The 60% Problem: Why GenAI Adoption is Challenging for Law Firms
Over the past 12 months, our conversations with associates and partners at law firms have revealed a striking pattern that potentially explains why generative AI adoption faces unexpected headwinds in the legal profession. The pattern centers around a critical threshold for quality: Gen AI tools seem to deliver work products that are approximately 60% “good enough” for most tasks.
This percentage has profound implications that create a fundamental disconnect between those who buy AI tools and those who actually use them daily.
The Buyer's Perspective: 60% Looks Like Success
From the perspective of decision-makers (usually partners and practice leaders who control purchasing decisions but may not be the frontline workers), 60% “good enough” represents a phenomenal achievement. When compared to starting from a blank page or an unamended precedent document, having a work product that's more than halfway done feels transformative.
For these buyers, the value proposition is compelling on multiple levels:
Efficiency gains: Starting at 60% versus 0% represents significant time savings
Quality improvements: AI-generated first drafts often surpass what junior associates might produce initially
Better time allocation: Fewer billable hours needed to reach a finished product means associates can take on more matters
The mathematics seem straightforward: if you can consistently start projects 60% complete rather than from scratch, you should see substantial productivity gains across the firm.
The User's Dilemma: 60% Isn't Good Enough to Ship
However, the reality for associates and other legal professionals actually using these tools tells a different story. A work product that's 60% “good enough” falls well short of what can be delivered to clients, whether internal or external.
Top-tier law firms and their clients expect perfect (or, at least, near-perfect) work products. While not every document needs to be 100% polished, the threshold for client-ready work typically sits much higher than 60%. This creates a critical gap that users must bridge through their own expertise and effort.
The challenge isn't simply just completing the remaining 40% of the work - it's identifying which 40% needs attention and then bridging this gap. Thus, users face two distinct but related problems:
Quality assessment: Determining which portions of the AI-generated content are inadequate, insufficient, or incorrect
Remediation: Making the necessary corrections to bring the work product to acceptable standards
If legal professionals knew exactly which sections needed improvement, the 60% starting point would indeed provide substantial value. However, in most cases, they don't have this clarity. This uncertainty forces them into a more complex workflow than without the AI assistance.
Perhaps more significantly, this process creates an unexpected emotional burden. Rather than feeling like they're building something from the ground up - a familiar and often satisfying process - users find themselves in a detective role, hunting for errors in seemingly complete work.
This task-switching between creation and evaluation modes can also become mentally exhausting. Some lawyers have shared with us that they spend roughly 20% of their time identifying problems and the remainder of their time implementing fixes. While this may still represent time savings and quality improvement compared to starting from scratch, the cognitive load of checking mediocre AI-slop often feels heavier and less rewarding.
The Adoption Paradox
This disconnect between buyer expectations and user experience helps explain a trend we are observing in the market: there is a non-trivial portion of law firms reducing their AI tool seat licenses from year one to year two.
The phenomenon appears to be particularly pronounced for high-stakes work. The higher the quality requirements, the more frustrating users find the 60% performance. For routine, lower-stakes tasks or for internal-facing tasks, where middling quality might suffice, AI tools can perform admirably. But these aren't typically the types of work that drive revenue at top-tier firms or justify premium client billing.

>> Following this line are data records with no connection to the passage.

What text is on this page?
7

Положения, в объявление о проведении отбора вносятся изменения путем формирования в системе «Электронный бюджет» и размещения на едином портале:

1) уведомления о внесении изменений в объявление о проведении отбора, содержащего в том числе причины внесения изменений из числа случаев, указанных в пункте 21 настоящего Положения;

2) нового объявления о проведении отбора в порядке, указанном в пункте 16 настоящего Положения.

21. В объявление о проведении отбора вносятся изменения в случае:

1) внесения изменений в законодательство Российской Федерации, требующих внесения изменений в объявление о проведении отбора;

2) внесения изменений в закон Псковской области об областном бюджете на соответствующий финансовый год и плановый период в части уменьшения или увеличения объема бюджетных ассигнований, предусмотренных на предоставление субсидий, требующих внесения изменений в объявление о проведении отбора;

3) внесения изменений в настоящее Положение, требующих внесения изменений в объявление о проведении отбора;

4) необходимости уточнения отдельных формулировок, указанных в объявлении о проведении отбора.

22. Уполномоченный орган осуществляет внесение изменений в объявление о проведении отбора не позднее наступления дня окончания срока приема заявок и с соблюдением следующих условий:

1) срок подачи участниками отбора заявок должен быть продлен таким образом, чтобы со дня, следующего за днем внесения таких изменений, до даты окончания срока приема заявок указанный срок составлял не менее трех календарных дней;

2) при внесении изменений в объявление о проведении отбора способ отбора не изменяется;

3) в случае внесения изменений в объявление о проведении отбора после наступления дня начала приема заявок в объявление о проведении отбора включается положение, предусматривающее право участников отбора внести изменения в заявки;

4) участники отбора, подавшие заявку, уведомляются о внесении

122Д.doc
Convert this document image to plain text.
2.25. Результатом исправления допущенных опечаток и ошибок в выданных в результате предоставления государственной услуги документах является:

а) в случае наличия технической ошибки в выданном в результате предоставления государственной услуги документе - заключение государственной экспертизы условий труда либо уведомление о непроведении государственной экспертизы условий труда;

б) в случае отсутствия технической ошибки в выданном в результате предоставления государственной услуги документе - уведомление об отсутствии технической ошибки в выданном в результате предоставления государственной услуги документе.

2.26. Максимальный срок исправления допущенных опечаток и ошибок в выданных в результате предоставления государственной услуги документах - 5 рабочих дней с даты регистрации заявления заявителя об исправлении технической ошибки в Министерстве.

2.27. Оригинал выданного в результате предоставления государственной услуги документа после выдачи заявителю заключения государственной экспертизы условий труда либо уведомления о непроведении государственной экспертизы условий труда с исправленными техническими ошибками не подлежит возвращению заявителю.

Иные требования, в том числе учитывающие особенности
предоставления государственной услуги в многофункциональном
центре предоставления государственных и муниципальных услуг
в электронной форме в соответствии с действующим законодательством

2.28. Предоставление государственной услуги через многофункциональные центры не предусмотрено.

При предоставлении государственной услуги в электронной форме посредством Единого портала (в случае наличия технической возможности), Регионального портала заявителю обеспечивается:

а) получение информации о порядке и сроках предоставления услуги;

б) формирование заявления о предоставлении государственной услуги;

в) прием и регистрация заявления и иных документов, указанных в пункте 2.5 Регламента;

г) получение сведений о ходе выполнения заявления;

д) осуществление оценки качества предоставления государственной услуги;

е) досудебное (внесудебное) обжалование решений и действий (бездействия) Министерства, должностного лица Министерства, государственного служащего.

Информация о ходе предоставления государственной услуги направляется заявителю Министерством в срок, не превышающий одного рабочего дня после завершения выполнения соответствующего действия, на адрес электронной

Looking Forward: Beyond the 60%
Importantly, we want to state that most buyers and users agree that it is better to have access to an LLM platform than not. The question is not whether generative AI platforms have value (which they undoubtedly do). Instead, the question is how we can enhance the user experience for those who have have access to these language models and platforms.
In our opinion, understanding the 60% “good enough” dynamic is crucial for both legal technology vendors and law firm leadership. The solution to better user experience and increased adoption isn't necessarily to improve AI performance from 60% to 80% or 90% (though that would certainly help). Instead, the focus should be on:
Task selection: Target the software so it can excel in specific, well-defined legal tasks rather than attempting broad applicability
Transparency: AI tools that clearly indicate their confidence levels in different sections of generated content
The 60% problem isn't unique to legal services, but the profession's quality requirements make it particularly acute. Recognizing this threshold effect and the behavioral bifurcation it creates is the first step toward building tools that truly serve both buyers and users in the legal profession.
For law firms considering AI investments, success will likely come not from expecting wholesale replacement of traditional workflows, but from identifying specific use cases where the 60% threshold genuinely accelerates rather than complicates the path to client-ready work products.